The following is part of the “Approaches for Crop Improvement Blog Series” 

Approaches for Crop Improvement: Mutagenesis

Back in 1929, a grapefruit grower in Texas noticed that one of his trees was producing red-fleshed fruit, an anomaly to the standard pink fruit of the early 20th century. This characteristic was the result of a mutation event, a spontaneous change in the genetic code that would forever change grapefruit. That fruit was selected for and eventually became what we now know as the Ruby Red grapefruit.  

The standard pale pink fruit of the early 1900s (left). The red-fleshed Ruby Red fruit that was discovered after a mutation event (right).

As you can see, these spontaneous mutations or changes have brought us the fruits we know today. But what if that red-fleshed fruit hadn’t been noticed, and the genetics of that tree had not been perpetuated? How many years would it take for that coveted Ruby Red color to arise again?

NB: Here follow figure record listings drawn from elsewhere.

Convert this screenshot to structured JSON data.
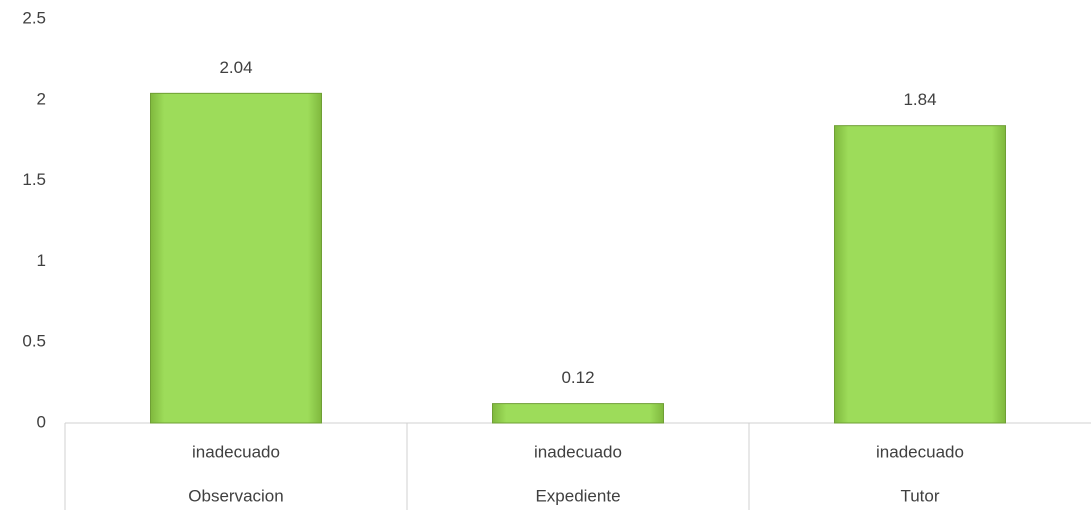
{
  "chart_data": {
    "type": "bar",
    "categories": [
      "inadecuado",
      "inadecuado",
      "inadecuado"
    ],
    "groups": [
      "Observacion",
      "Expediente",
      "Tutor"
    ],
    "values": [
      2.04,
      0.12,
      1.84
    ],
    "color": "#92d050",
    "ylim": [
      0,
      2.5
    ],
    "yticks": [
      0,
      0.5,
      1,
      1.5,
      2,
      2.5
    ],
    "grid": false
  }
}
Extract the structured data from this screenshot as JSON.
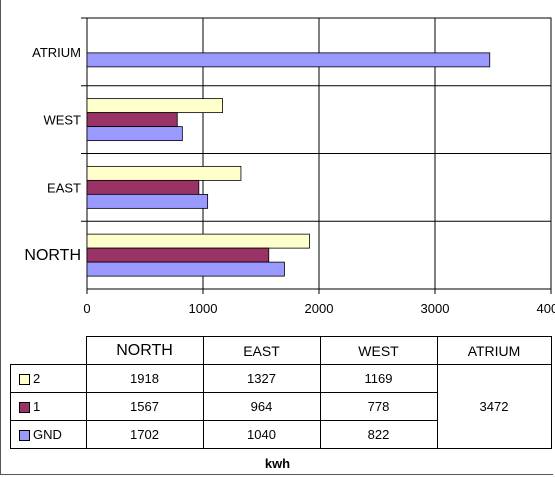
{
  "chart_data": {
    "type": "bar",
    "orientation": "horizontal",
    "categories": [
      "NORTH",
      "EAST",
      "WEST",
      "ATRIUM"
    ],
    "series": [
      {
        "name": "2",
        "color": "#ffffcc",
        "values": [
          1918,
          1327,
          1169,
          null
        ]
      },
      {
        "name": "1",
        "color": "#993366",
        "values": [
          1567,
          964,
          778,
          null
        ]
      },
      {
        "name": "GND",
        "color": "#9999ff",
        "values": [
          1702,
          1040,
          822,
          3472
        ]
      }
    ],
    "xlim": [
      0,
      4000
    ],
    "xticks": [
      "0",
      "1000",
      "2000",
      "3000",
      "4000"
    ],
    "xlabel": "kwh",
    "grid": true,
    "legend": "table-left",
    "table": {
      "headers": [
        "NORTH",
        "EAST",
        "WEST",
        "ATRIUM"
      ],
      "rows": [
        {
          "label": "2",
          "cells": [
            "1918",
            "1327",
            "1169"
          ]
        },
        {
          "label": "1",
          "cells": [
            "1567",
            "964",
            "778"
          ]
        },
        {
          "label": "GND",
          "cells": [
            "1702",
            "1040",
            "822"
          ]
        }
      ],
      "atrium_value": "3472"
    }
  }
}
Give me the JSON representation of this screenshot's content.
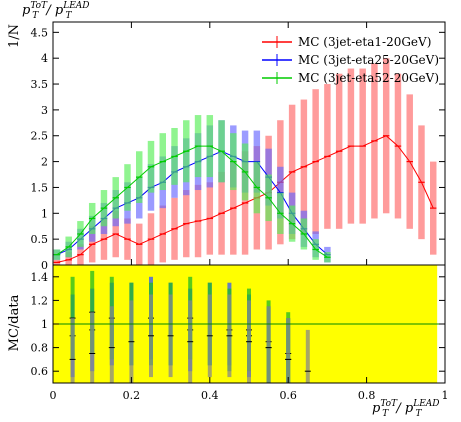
{
  "chart_data": [
    {
      "type": "line",
      "panel": "main",
      "title": "p_T^{ToT} / p_T^{LEAD}",
      "title_parts": {
        "base": "p",
        "sub": "T",
        "sup1": "ToT",
        "sep": " / ",
        "base2": "p",
        "sub2": "T",
        "sup2": "LEAD"
      },
      "ylabel": "1/N",
      "xlim": [
        0,
        1
      ],
      "ylim": [
        0,
        4.7
      ],
      "x_ticks": [
        0,
        0.2,
        0.4,
        0.6,
        0.8,
        1
      ],
      "y_ticks": [
        "0",
        "0.5",
        "1",
        "1.5",
        "2",
        "2.5",
        "3",
        "3.5",
        "4",
        "4.5"
      ],
      "y_tick_values": [
        0,
        0.5,
        1,
        1.5,
        2,
        2.5,
        3,
        3.5,
        4,
        4.5
      ],
      "legend_position": "top-right",
      "series": [
        {
          "name": "MC (3jet-eta1-20GeV)",
          "color": "#ff0000",
          "band_color": "#ff6666",
          "x": [
            0.01,
            0.04,
            0.07,
            0.1,
            0.13,
            0.16,
            0.19,
            0.22,
            0.25,
            0.28,
            0.31,
            0.34,
            0.37,
            0.4,
            0.43,
            0.46,
            0.49,
            0.52,
            0.55,
            0.58,
            0.61,
            0.64,
            0.67,
            0.7,
            0.73,
            0.76,
            0.79,
            0.82,
            0.85,
            0.88,
            0.91,
            0.94,
            0.97
          ],
          "y": [
            0.05,
            0.1,
            0.2,
            0.4,
            0.5,
            0.6,
            0.5,
            0.4,
            0.5,
            0.6,
            0.7,
            0.8,
            0.85,
            0.9,
            1.0,
            1.1,
            1.2,
            1.3,
            1.4,
            1.6,
            1.8,
            1.9,
            2.0,
            2.1,
            2.2,
            2.3,
            2.3,
            2.4,
            2.5,
            2.3,
            2.0,
            1.6,
            1.1
          ],
          "err": [
            0.05,
            0.15,
            0.2,
            0.35,
            0.4,
            0.45,
            0.4,
            0.4,
            0.5,
            0.55,
            0.6,
            0.65,
            0.7,
            0.7,
            0.8,
            0.9,
            1.0,
            1.0,
            1.1,
            1.2,
            1.3,
            1.3,
            1.4,
            1.4,
            1.5,
            1.5,
            1.5,
            1.5,
            1.5,
            1.4,
            1.3,
            1.1,
            0.9
          ]
        },
        {
          "name": "MC (3jet-eta25-20GeV)",
          "color": "#0000ff",
          "band_color": "#6666ff",
          "x": [
            0.01,
            0.04,
            0.07,
            0.1,
            0.13,
            0.16,
            0.19,
            0.22,
            0.25,
            0.28,
            0.31,
            0.34,
            0.37,
            0.4,
            0.43,
            0.46,
            0.49,
            0.52,
            0.55,
            0.58,
            0.61,
            0.64,
            0.67,
            0.7
          ],
          "y": [
            0.2,
            0.3,
            0.5,
            0.7,
            0.9,
            1.1,
            1.2,
            1.3,
            1.5,
            1.6,
            1.8,
            1.9,
            2.0,
            2.1,
            2.2,
            2.1,
            2.0,
            2.0,
            1.7,
            1.4,
            1.0,
            0.7,
            0.4,
            0.2
          ],
          "err": [
            0.1,
            0.15,
            0.2,
            0.25,
            0.3,
            0.35,
            0.4,
            0.4,
            0.45,
            0.5,
            0.5,
            0.55,
            0.55,
            0.6,
            0.6,
            0.6,
            0.6,
            0.6,
            0.55,
            0.5,
            0.4,
            0.35,
            0.25,
            0.15
          ]
        },
        {
          "name": "MC (3jet-eta52-20GeV)",
          "color": "#00cc00",
          "band_color": "#55ee55",
          "x": [
            0.01,
            0.04,
            0.07,
            0.1,
            0.13,
            0.16,
            0.19,
            0.22,
            0.25,
            0.28,
            0.31,
            0.34,
            0.37,
            0.4,
            0.43,
            0.46,
            0.49,
            0.52,
            0.55,
            0.58,
            0.61,
            0.64,
            0.67,
            0.7
          ],
          "y": [
            0.2,
            0.35,
            0.6,
            0.9,
            1.1,
            1.3,
            1.5,
            1.7,
            1.9,
            2.0,
            2.1,
            2.2,
            2.3,
            2.3,
            2.2,
            2.0,
            1.8,
            1.5,
            1.3,
            1.0,
            0.8,
            0.6,
            0.3,
            0.15
          ],
          "err": [
            0.1,
            0.2,
            0.25,
            0.3,
            0.35,
            0.4,
            0.45,
            0.5,
            0.5,
            0.55,
            0.55,
            0.6,
            0.6,
            0.6,
            0.6,
            0.55,
            0.55,
            0.5,
            0.45,
            0.4,
            0.35,
            0.3,
            0.2,
            0.1
          ]
        }
      ]
    },
    {
      "type": "line",
      "panel": "ratio",
      "ylabel": "MC/data",
      "xlabel": "p_T^{ToT} / p_T^{LEAD}",
      "xlabel_parts": {
        "base": "p",
        "sub": "T",
        "sup1": "ToT",
        "sep": " / ",
        "base2": "p",
        "sub2": "T",
        "sup2": "LEAD"
      },
      "xlim": [
        0,
        1
      ],
      "ylim": [
        0.5,
        1.5
      ],
      "x_ticks": [
        "0",
        "0.2",
        "0.4",
        "0.6",
        "0.8",
        "1"
      ],
      "x_tick_values": [
        0,
        0.2,
        0.4,
        0.6,
        0.8,
        1
      ],
      "y_ticks": [
        "0.6",
        "0.8",
        "1",
        "1.2",
        "1.4"
      ],
      "y_tick_values": [
        0.6,
        0.8,
        1,
        1.2,
        1.4
      ],
      "reference_line": 1,
      "data_band_color": "#ffff00",
      "data_band_xrange": [
        0.0,
        0.98
      ],
      "series": [
        {
          "name": "MC (3jet-eta25-20GeV)",
          "color": "#3355ff",
          "x": [
            0.05,
            0.1,
            0.15,
            0.2,
            0.25,
            0.3,
            0.35,
            0.4,
            0.45,
            0.5,
            0.55,
            0.6
          ],
          "y": [
            0.9,
            0.95,
            1.0,
            1.0,
            1.05,
            1.0,
            0.95,
            1.0,
            1.0,
            0.9,
            0.8,
            0.7
          ]
        },
        {
          "name": "MC (3jet-eta52-20GeV)",
          "color": "#22bb22",
          "x": [
            0.05,
            0.1,
            0.15,
            0.2,
            0.25,
            0.3,
            0.35,
            0.4,
            0.45,
            0.5,
            0.55,
            0.6
          ],
          "y": [
            1.05,
            1.1,
            1.05,
            1.0,
            1.0,
            1.0,
            1.05,
            1.0,
            0.95,
            0.95,
            0.85,
            0.75
          ]
        },
        {
          "name": "MC (3jet-eta1-20GeV)",
          "color": "#888888",
          "x": [
            0.05,
            0.1,
            0.15,
            0.2,
            0.25,
            0.3,
            0.35,
            0.4,
            0.45,
            0.5,
            0.55,
            0.6,
            0.65
          ],
          "y": [
            0.7,
            0.75,
            0.8,
            0.85,
            0.9,
            0.9,
            0.85,
            0.9,
            0.9,
            0.85,
            0.8,
            0.7,
            0.6
          ]
        }
      ]
    }
  ]
}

The incidence of the red-fleshed vs. pink-fleshed grapefruit is an example of natural variation, which is historically the underlying basis of crop improvement. Natural variation is when there is more than one possible appearance for a single trait, i.e., eye colors in humans, different fruit and vegetable colors, or different shapes as is seen in peppers (think bell vs. chili peppers). All of these variations occur naturally, due to mutation events that have already occurred within a species to make a particular variation possible. Furthermore, these mutations are still occurring in modern species, as we have seen with the Ruby Red grapefruit in 1929 where the new red fruit color spontaneously appeared in a single tree. However, mutations do not always create desirable characteristics that are able to persist in nature. For example, in the animal kingdom, lions with white fur occur due to a mutation, but these animals are less likely to grow to adulthood because their white coloring makes them an easy target for predators.

Nonetheless, there are beneficial mutations that allow for new desirable characteristics to appear, and in turn, be selected by plant breeders and perpetuated in new crop varieties. Although this natural variation has been the foundation of plant breeding, these chance mutations, and waiting for them to spontaneously happen, affects the ability of plant breeders to generate significant improvements in a short time period. A desired characteristic might not already exist, and waiting for the specific mutation to cause that variation is impractical, as it could take thousands of years to naturally occur if it at all. To circumvent this time barrier, the technique of mutagenesis, or mutation breeding, has become a novel and popular tool among plant breeders.

Mutagenesis is the act of changing the genetic code of an organism. In mutation breeding, plant breeders use what are called mutagens, chemical or physical methods that cause changes within the DNA of the plant. These agents randomly change the DNA, creating mutations that lead to genetic variation that can serve as the building blocks of crop improvement. As in traditional plant breeding, breeders then select for desired qualities among the mutant plants and bring the best plants forward for future breeding. The difference here is time: by inducing mutation breeders are effectively widening the pool of genes they have available to choose from at a quicker rate than natural variation can. It is kind of like expanding the range of paint colors available to an artist to create a painting.

Types of Mutagenesis

The first documented instance of mutagenesis occurred in the 1920s at the University of Missouri when researcher Lewis Stadler was able to change the outward appearance of barley using gamma radiation. This type of mutagenesis, referred to as radiation breeding, has generated thousands of mutant plants whose desired attributes have been bred into new plant varieties, such as the light blue morning glory pictured below. Other mutational breeding techniques involve the use of chemicals such as ethyl methanesulfonate (EMS), though this approach is more commonly used in experiments to study the function of genes by knocking out their function and then looking for a change in a specific plant characteristic.    

Light blue Ipomoea indica (Morning Glory) produced from gamma radiation” (left), original variety (right). Image from the Institute of Radiation Breeding:  

Interestingly, mutational breeding in plants is largely unregulated despite the induced changes to the genetic code of the plant. Most mutant lines generated are publicly available to plant breeders and can be used to create new varieties with no oversight. Crop varieties produced as the result of mutagenesis can even go on to be grown and certified as Organic, unlike genetically engineered varieties. Due to the lack of regulation, mutational breeding is a quick, cost-efficient way to bring new varieties to the market.

One limitation of mutational breeding is that its effect on changing DNA is random, therefore, you cannot precisely affect the gene or characteristic of interest. As a result, large numbers of plants, even into the thousands sometimes, need to be evaluated. Although we are able to rapidly increase the rate at which mutations occur, there is no guarantee that we will generate the characteristics desired. The techniques covered today don’t allow for the targeting of specific genes, and there is no way to tell how a specific mutation may affect gene function—all of which limits the precision of the method and makes it difficult to produce the desired outcomes. This has led to development of more targeted crop improvement tools, which we will cover in more detail in the future. But despite the lack of specificity of mutation breeding, over 3200 different plant varieties have been produced from this technique, making it a valuable tool for crop improvement.